Tom Scott of Oliver's Market told a story of an experiment - selling oranges marked California oranges for $.99 per pound - and also, in a display featuring more info about the source, a pic of the farmer, etc. for $1.29 per pound - and selling more of the latter. This is instructive, and it's wonderful when it's my local market - not so good when it's Safeway or Whole Foods exploiting people's good will with a constructed narrative.

One of my ongoing concerns is community education, helping people to learn more about food system issues and to do some reskilling in food growing, preparation and preservation. What I realized yesterday is that the hook we have for this is marketing, and working with the markets. A little of this goes on - samples and cooking demos at our local supermarkets - but there could be many more tie-ins, I think. Beyond the local, it occurs to me that a regional chain like Raley's could do more with tips on seasonality and sustainability issues in their free magazine without hurting their business - maybe even enhancing it.

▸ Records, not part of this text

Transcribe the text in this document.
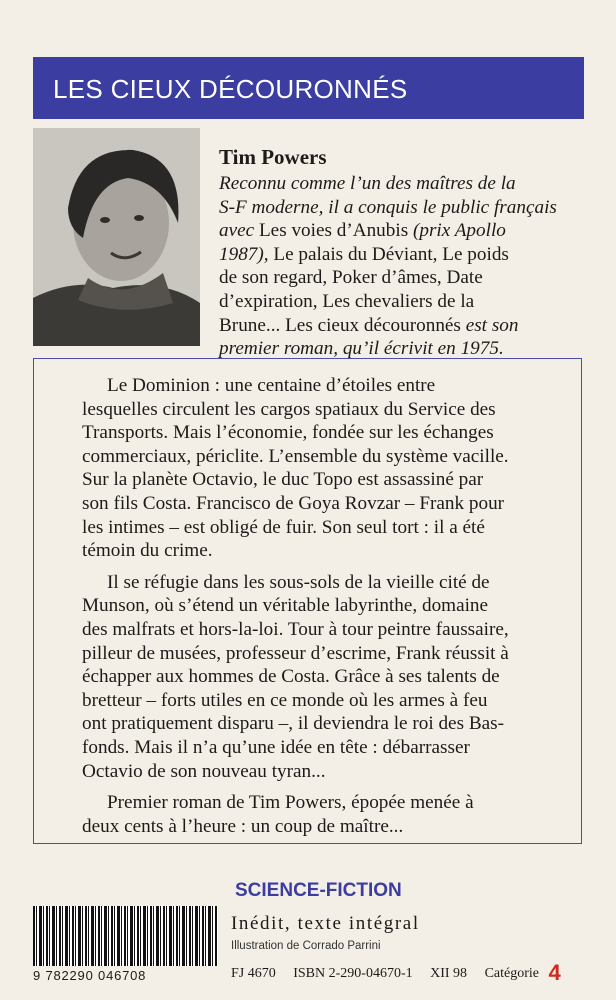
LES CIEUX DÉCOURONNÉS
Tim Powers

Reconnu comme l’un des maîtres de la

S-F moderne, il a conquis le public français

avec Les voies d’Anubis (prix Apollo

1987), Le palais du Déviant, Le poids

de son regard, Poker d’âmes, Date

d’expiration, Les chevaliers de la

Brune... Les cieux découronnés est son

premier roman, qu’il écrivit en 1975.

Le Dominion : une centaine d’étoiles entre

lesquelles circulent les cargos spatiaux du Service des

Transports. Mais l’économie, fondée sur les échanges

commerciaux, périclite. L’ensemble du système vacille.

Sur la planète Octavio, le duc Topo est assassiné par

son fils Costa. Francisco de Goya Rovzar – Frank pour

les intimes – est obligé de fuir. Son seul tort : il a été

témoin du crime.

Il se réfugie dans les sous-sols de la vieille cité de

Munson, où s’étend un véritable labyrinthe, domaine

des malfrats et hors-la-loi. Tour à tour peintre faussaire,

pilleur de musées, professeur d’escrime, Frank réussit à

échapper aux hommes de Costa. Grâce à ses talents de

bretteur – forts utiles en ce monde où les armes à feu

ont pratiquement disparu –, il deviendra le roi des Bas-

fonds. Mais il n’a qu’une idée en tête : débarrasser

Octavio de son nouveau tyran...

Premier roman de Tim Powers, épopée menée à

deux cents à l’heure : un coup de maître...

SCIENCE-FICTION
Inédit, texte intégral
Illustration de Corrado Parrini
FJ 4670 ISBN 2-290-04670-1 XII 98 Catégorie 4
9 782290 046708
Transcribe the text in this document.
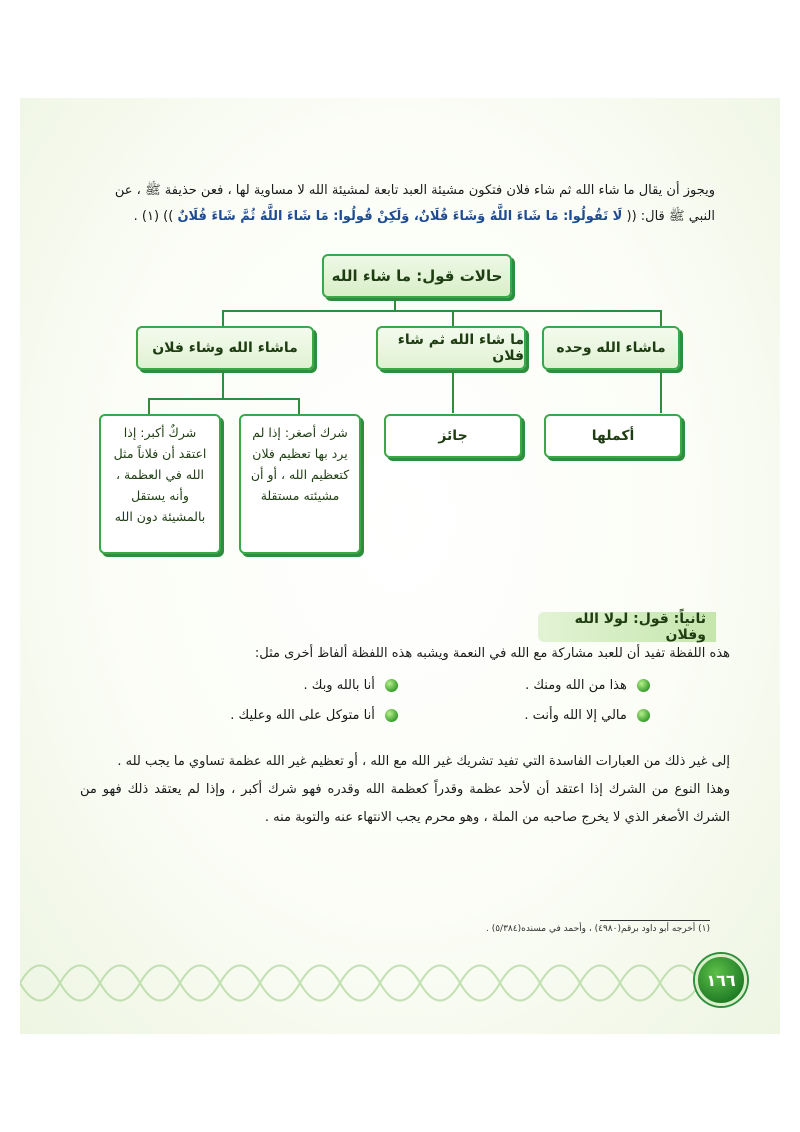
ويجوز أن يقال ما شاء الله ثم شاء فلان فتكون مشيئة العبد تابعة لمشيئة الله لا مساوية لها ، فعن حذيفة ﷺ ، عن
النبي ﷺ قال: (( لَا تَقُولُوا: مَا شَاءَ اللَّهُ وَشَاءَ فُلَانٌ، وَلَكِنْ قُولُوا: مَا شَاءَ اللَّهُ ثُمَّ شَاءَ فُلَانٌ )) (١) .
حالات قول: ما شاء الله
ماشاء الله وحده
ما شاء الله ثم شاء فلان
ماشاء الله وشاء فلان
أكملها
جائز
شرك أصغر: إذا لم يرد بها تعظيم فلان كتعظيم الله ، أو أن مشيئته مستقلة
شركٌ أكبر: إذا اعتقد أن فلاناً مثل الله في العظمة ، وأنه يستقل بالمشيئة دون الله
ثانياً: قول: لولا الله وفلان
هذه اللفظة تفيد أن للعبد مشاركة مع الله في النعمة ويشبه هذه اللفظة ألفاظ أخرى مثل:
هذا من الله ومنك .
أنا بالله وبك .
مالي إلا الله وأنت .
أنا متوكل على الله وعليك .
إلى غير ذلك من العبارات الفاسدة التي تفيد تشريك غير الله مع الله ، أو تعظيم غير الله عظمة تساوي ما يجب لله .
وهذا النوع من الشرك إذا اعتقد أن لأحد عظمة وقدراً كعظمة الله وقدره فهو شرك أكبر ، وإذا لم يعتقد ذلك فهو من الشرك الأصغر الذي لا يخرج صاحبه من الملة ، وهو محرم يجب الانتهاء عنه والتوبة منه .
(١) أخرجه أبو داود برقم(٤٩٨٠) ، وأحمد في مسنده(٥/٣٨٤) .
١٦٦
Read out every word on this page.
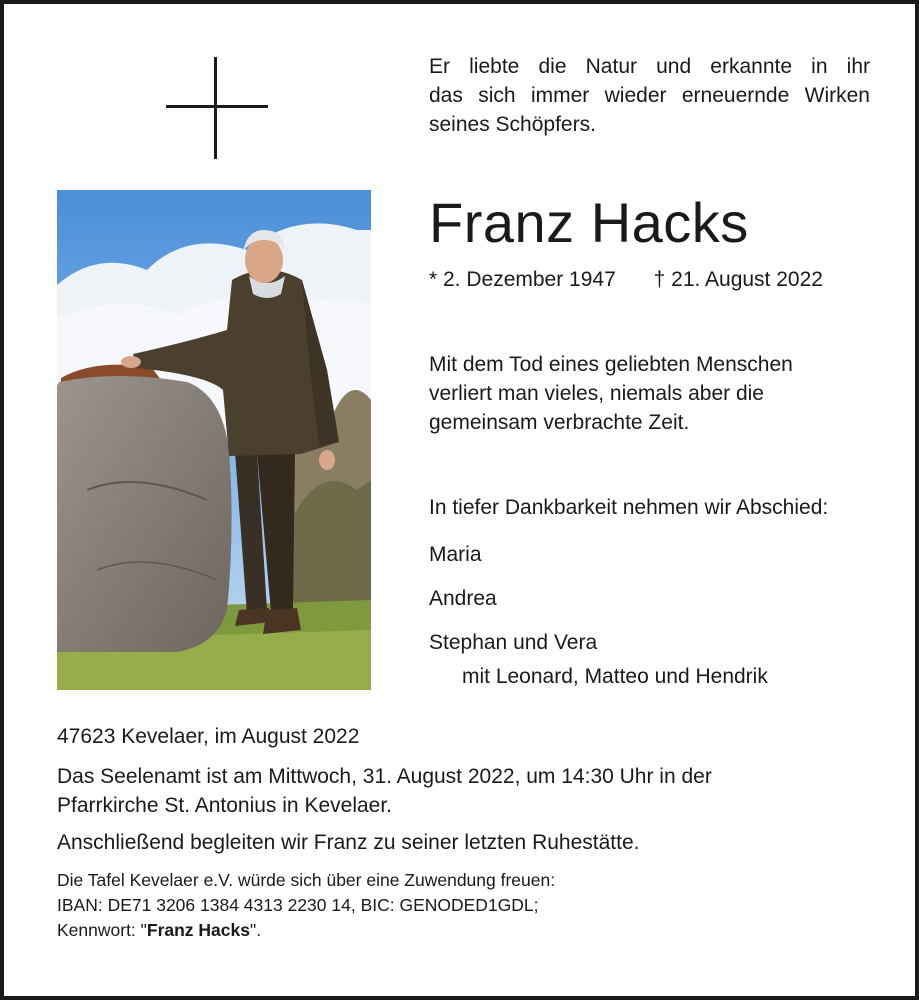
Er liebte die Natur und erkannte in ihr
das sich immer wieder erneuernde Wirken
seines Schöpfers.
Franz Hacks
* 2. Dezember 1947 † 21. August 2022
Mit dem Tod eines geliebten Menschen
verliert man vieles, niemals aber die
gemeinsam verbrachte Zeit.
In tiefer Dankbarkeit nehmen wir Abschied:
Maria
Andrea
Stephan und Vera
mit Leonard, Matteo und Hendrik
47623 Kevelaer, im August 2022
Das Seelenamt ist am Mittwoch, 31. August 2022, um 14:30 Uhr in der
Pfarrkirche St. Antonius in Kevelaer.
Anschließend begleiten wir Franz zu seiner letzten Ruhestätte.
Die Tafel Kevelaer e.V. würde sich über eine Zuwendung freuen:
IBAN: DE71 3206 1384 4313 2230 14, BIC: GENODED1GDL;
Kennwort: "Franz Hacks".
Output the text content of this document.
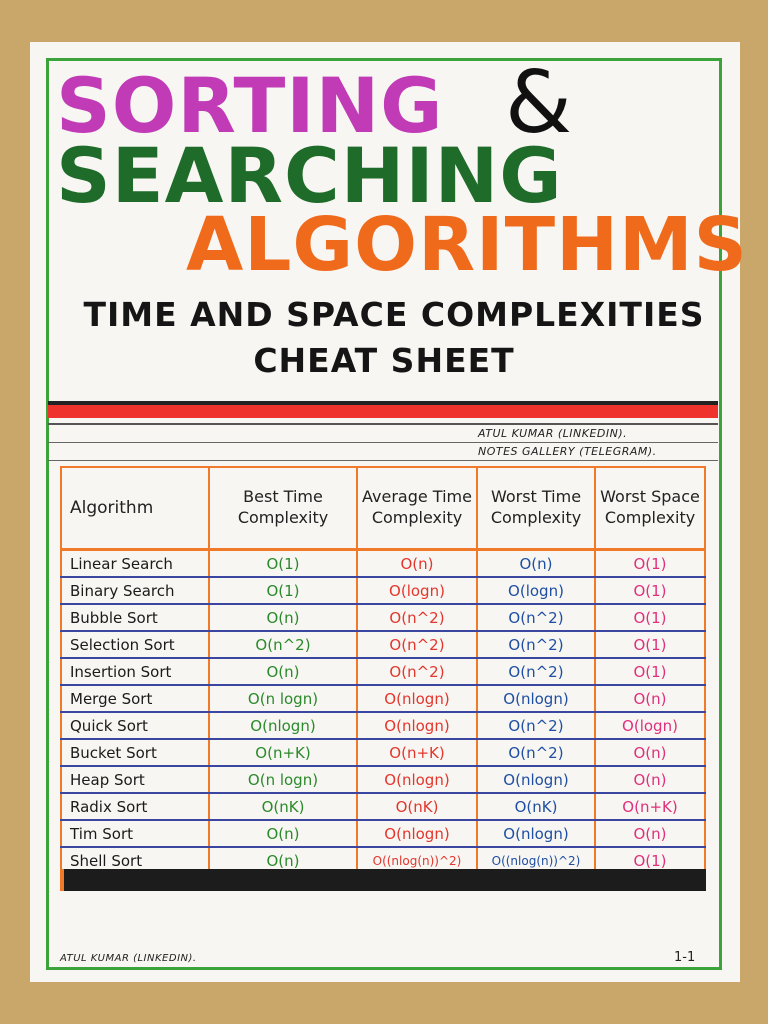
SORTING &
SEARCHING
ALGORITHMS
TIME AND SPACE COMPLEXITIES
CHEAT SHEET

ATUL KUMAR (LINKEDIN).

NOTES GALLERY (TELEGRAM).

Algorithm	Best Time Complexity	Average Time Complexity	Worst Time Complexity	Worst Space Complexity
Linear Search	O(1)	O(n)	O(n)	O(1)
Binary Search	O(1)	O(logn)	O(logn)	O(1)
Bubble Sort	O(n)	O(n^2)	O(n^2)	O(1)
Selection Sort	O(n^2)	O(n^2)	O(n^2)	O(1)
Insertion Sort	O(n)	O(n^2)	O(n^2)	O(1)
Merge Sort	O(n logn)	O(nlogn)	O(nlogn)	O(n)
Quick Sort	O(nlogn)	O(nlogn)	O(n^2)	O(logn)
Bucket Sort	O(n+K)	O(n+K)	O(n^2)	O(n)
Heap Sort	O(n logn)	O(nlogn)	O(nlogn)	O(n)
Radix Sort	O(nK)	O(nK)	O(nK)	O(n+K)
Tim Sort	O(n)	O(nlogn)	O(nlogn)	O(n)
Shell Sort	O(n)	O((nlog(n))^2)	O((nlog(n))^2)	O(1)

ATUL KUMAR (LINKEDIN).	1-1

Later, when I've done my preliminary review of the input from the cafe tables, I'll make some informal notes here about priorities in vision and action steps. But for now, I want to say that I do get a kick out of watching the pols and the bureaucrats in action. We had four of our county supervisors there yesterday, some other locals, and a former local who now works for the USDA in DC. They represented many points on the smooth operator scale. Perhaps most interesting was to see the degree to which they really were - or weren't - engaged in the conversation. Time will tell, as our report with priority recommendations for policy and program will go to them.